In a few weeks time SafetyAtWorkBlog will be reporting on the Safety in Design, Engineering and Construction conference to be held in Melbourne. The conference organisers interviewed me on my thoughts on workplace safety. The interview is available HERE but you may need to provide your contact details.
The odd thing about the interview is that a safety conference organiser chose me for the interview yet I am not a speaker at the conference they are organising. IQPC is the company and the August conference in Melbourne is Safety in Design, Engineering & Construction 2011.
“It’s very nice to have you here. Now, as a commentator on safety and OHS, you’d know that there’s a lot of talk surrounding the Harmonisation process. How do you think the legislation will change the OHS landscape, and do you think there are any particular areas that will translate into normal practices across all work sites?”

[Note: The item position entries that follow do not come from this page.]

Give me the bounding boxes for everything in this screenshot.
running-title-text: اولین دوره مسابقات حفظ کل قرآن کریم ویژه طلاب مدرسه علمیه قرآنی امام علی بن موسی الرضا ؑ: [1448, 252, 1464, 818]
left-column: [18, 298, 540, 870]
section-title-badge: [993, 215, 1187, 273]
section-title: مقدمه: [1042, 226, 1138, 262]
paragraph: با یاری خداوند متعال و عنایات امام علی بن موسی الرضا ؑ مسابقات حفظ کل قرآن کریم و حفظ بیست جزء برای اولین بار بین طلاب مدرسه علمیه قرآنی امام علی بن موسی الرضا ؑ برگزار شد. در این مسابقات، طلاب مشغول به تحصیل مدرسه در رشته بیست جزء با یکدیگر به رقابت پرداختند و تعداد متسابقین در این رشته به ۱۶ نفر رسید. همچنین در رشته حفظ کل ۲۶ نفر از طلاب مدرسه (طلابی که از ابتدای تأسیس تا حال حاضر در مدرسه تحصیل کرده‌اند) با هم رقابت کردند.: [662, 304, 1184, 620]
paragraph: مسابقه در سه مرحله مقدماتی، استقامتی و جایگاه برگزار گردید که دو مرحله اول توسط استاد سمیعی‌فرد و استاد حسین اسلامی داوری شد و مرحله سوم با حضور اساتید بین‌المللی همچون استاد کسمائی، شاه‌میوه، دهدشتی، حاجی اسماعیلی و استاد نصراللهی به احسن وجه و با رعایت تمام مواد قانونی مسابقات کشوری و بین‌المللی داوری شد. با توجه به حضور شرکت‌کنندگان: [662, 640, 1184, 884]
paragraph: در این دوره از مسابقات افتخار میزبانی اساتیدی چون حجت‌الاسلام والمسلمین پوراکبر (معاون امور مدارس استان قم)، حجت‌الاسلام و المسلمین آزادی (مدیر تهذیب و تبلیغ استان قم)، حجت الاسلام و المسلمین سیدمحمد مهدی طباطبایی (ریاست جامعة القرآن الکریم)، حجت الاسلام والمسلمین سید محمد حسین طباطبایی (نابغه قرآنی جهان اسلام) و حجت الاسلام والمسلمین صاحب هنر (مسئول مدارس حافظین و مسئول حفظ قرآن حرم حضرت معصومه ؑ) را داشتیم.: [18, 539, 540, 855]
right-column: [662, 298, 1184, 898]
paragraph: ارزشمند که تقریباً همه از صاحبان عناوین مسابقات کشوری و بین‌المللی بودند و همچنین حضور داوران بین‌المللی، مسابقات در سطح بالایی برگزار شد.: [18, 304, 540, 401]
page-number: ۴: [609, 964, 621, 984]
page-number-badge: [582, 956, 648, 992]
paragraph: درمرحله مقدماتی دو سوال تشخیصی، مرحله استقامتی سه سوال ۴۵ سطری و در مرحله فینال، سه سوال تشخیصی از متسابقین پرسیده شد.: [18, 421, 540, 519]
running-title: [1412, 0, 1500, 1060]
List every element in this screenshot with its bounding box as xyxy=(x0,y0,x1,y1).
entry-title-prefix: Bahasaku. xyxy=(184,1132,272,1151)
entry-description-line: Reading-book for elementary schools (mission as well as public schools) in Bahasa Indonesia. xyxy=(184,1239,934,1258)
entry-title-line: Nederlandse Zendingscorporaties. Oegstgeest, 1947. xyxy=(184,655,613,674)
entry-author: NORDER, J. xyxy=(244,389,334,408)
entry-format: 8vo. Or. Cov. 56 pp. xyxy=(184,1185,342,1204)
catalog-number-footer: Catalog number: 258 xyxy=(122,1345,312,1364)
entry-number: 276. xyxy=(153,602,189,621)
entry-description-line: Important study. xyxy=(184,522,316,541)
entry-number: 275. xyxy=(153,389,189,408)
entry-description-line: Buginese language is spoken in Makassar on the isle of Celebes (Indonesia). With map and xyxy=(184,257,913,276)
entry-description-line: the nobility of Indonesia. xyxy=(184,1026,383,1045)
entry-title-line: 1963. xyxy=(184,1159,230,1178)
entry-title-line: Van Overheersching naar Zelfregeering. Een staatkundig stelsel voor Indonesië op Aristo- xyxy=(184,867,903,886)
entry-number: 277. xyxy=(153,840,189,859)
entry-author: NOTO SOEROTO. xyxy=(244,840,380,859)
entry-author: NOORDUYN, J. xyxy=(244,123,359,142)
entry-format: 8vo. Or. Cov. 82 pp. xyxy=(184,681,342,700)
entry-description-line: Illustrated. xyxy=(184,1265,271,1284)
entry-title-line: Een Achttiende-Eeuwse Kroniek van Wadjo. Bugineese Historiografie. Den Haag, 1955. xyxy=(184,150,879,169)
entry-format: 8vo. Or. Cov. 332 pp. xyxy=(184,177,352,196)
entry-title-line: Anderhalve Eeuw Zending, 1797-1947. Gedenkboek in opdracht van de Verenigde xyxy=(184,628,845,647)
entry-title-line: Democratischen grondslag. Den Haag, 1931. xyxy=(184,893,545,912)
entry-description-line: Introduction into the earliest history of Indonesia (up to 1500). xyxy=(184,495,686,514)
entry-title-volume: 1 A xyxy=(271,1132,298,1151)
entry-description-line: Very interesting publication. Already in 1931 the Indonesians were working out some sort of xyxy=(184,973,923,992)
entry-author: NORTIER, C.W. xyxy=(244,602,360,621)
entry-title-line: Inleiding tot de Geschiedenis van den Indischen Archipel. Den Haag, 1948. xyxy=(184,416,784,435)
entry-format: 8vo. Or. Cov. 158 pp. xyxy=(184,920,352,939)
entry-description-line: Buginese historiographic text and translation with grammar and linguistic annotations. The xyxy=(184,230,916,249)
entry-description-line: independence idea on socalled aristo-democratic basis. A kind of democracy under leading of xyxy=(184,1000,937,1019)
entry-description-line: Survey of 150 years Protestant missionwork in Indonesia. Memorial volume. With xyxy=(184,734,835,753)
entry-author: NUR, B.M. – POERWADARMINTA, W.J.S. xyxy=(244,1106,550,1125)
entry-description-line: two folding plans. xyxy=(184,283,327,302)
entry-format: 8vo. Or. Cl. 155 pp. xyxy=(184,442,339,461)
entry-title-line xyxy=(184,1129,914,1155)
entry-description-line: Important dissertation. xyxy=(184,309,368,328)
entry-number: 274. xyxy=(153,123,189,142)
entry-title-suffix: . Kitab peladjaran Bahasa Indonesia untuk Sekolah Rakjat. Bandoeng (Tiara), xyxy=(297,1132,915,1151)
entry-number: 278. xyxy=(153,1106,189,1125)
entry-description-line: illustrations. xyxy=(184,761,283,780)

“No, I think it will have a particular impact on national companies, those that operate across jurisdictions, so it will be very important to them because that’s where the cost savings are meant to be coming from by reducing the administrative duplication, but that deals with only about 5% to 10% of companies in Australia. For those companies that operate within just a single state jurisdiction, Harmonisation isn’t going to impact them overly much. There are going to be some changes to the state legislation because the national model legislation has to be implemented at each State level, so individual States will see some changes. But those changes, by and large, are not radical in terms of how safety is managed. It’s certainly a considerable shock for some companies – particularly on issues of union right of entry and prosecutions and those sorts of things – but if you have a look at the management of safety in a work site, I don’t think the Harmonisation process is going to change the way it is controlled and managed.”
In my experience many conferences produce a “teaser”, in audio or video, of the keynote speakers, in particular. This is intended to generate some enthusiasm for the conference in order for people to register but it also introduces speakers with whom the audience may be unfamiliar. As with any advertising it is difficult to quantify the benefits of such strategies but with the phone interview mentioned above, there is little cost other than 10 minutes of time, once the recording process is established, and so perhaps the return on investment is not of great significance.